May 17, 2012:  Intelligence efforts have found Boko Haram to be in regular contact with other Islamic terror groups in the region. One reason for this is fund raising, as the al Qaeda and Algerian Islamic groups have more money and Boko Haram has received large donations (several hundred thousand dollars so far). Boko Haram also raises cash by extortion (imposing "Islamic taxes") and sometimes outright theft. But Boko Haram tries to avoid anything similar to the criminal behavior Nigerians face every day when dealing with gangsters or, to many, the biggest criminal organization of all, local and federal government. The federal government is considered the biggest thief because they control the oil income. Very little of that oil money has been applied to the general welfare and Nigerians are fed up with decades of stealing and abuse of power. While there are major efforts underway to reduce corruption, those families that have stolen all that money are ready to spend a lot of it to defeat the prosecutions against them. This includes bribing judges, witnesses, and doing whatever it takes to make Nigeria safe for corrupt politicians.

The battle against rampant crime is crippled by the corrupt police. A major reason for this corruption is the poor, and very corrupt, leadership in the police. The rot begins at the top and moves down the chain of command.

Government efforts to halt oil thefts in the Niger River delta led to the discovery that a lot of these oil thefts (from tapping into oil pipelines) are carried out under the protection of military and political leaders (who get a cut of the proceeds). All forms of oil theft are believed to account for about five percent of oil production each year. That's half of what it was a few years ago, and the oil theft is still a major activity for the criminal gangs in Niger Delta.

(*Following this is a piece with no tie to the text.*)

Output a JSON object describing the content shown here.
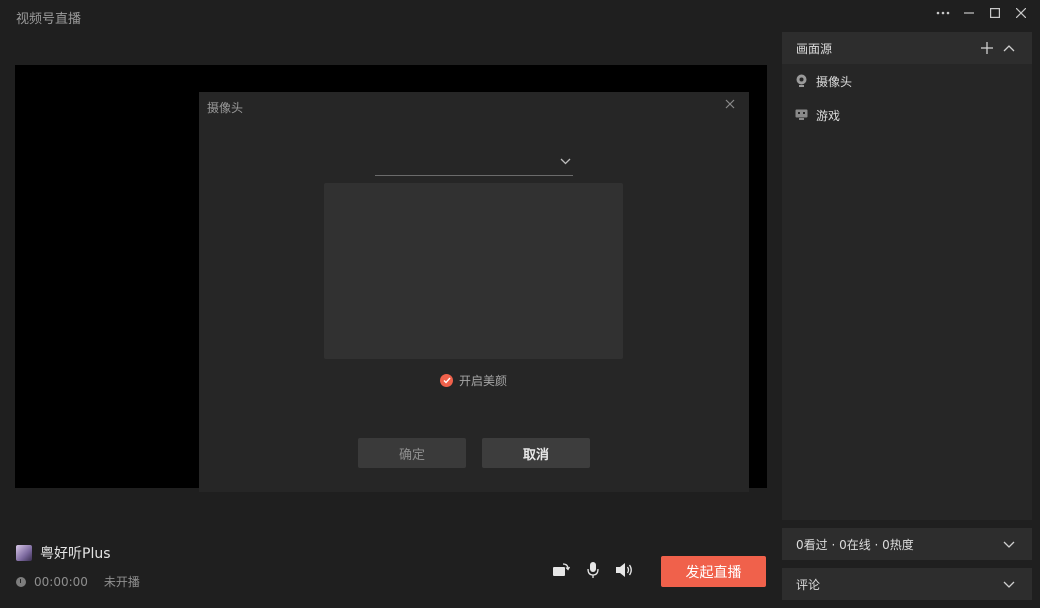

May 13, 2012: In the northeast, near the Cameroon border, a tribal feud left twelve dead (including one policeman) and most of a village burned down.

In the northern city of Kano, Boko Haram gunmen killed three men who were playing cards. Boko Haram is trying to impose a strict Islamic lifestyle, which means no cards, music, video, booze, and so on.

May 12, 2012: In the northeast Boko Haram gunmen attacked a police station and burned it down, killing two policemen and a civilian in the process.

May 11, 2012: In the northeast police arrested the Boko Haram commander (Suleiman Mohammed) for Kano along with his wife and five children during a raid. Suleiman Mohammed was then flown to the national capital for interrogation. The raid was made possible by a tip from a local and also led to the seizure of explosives and other bomb making materials.  

May 10, 2012: In the northern city of Kano, Boko Haram gunmen killed a local Shia leader. Many Sunni (over 80 percent of Moslems) believe Shia (about ten percent of Moslems) to be heretics and to be converted or killed.

Tribal violence continued in the Central Nigerian city of Jos, leaving seven dead in several incidents.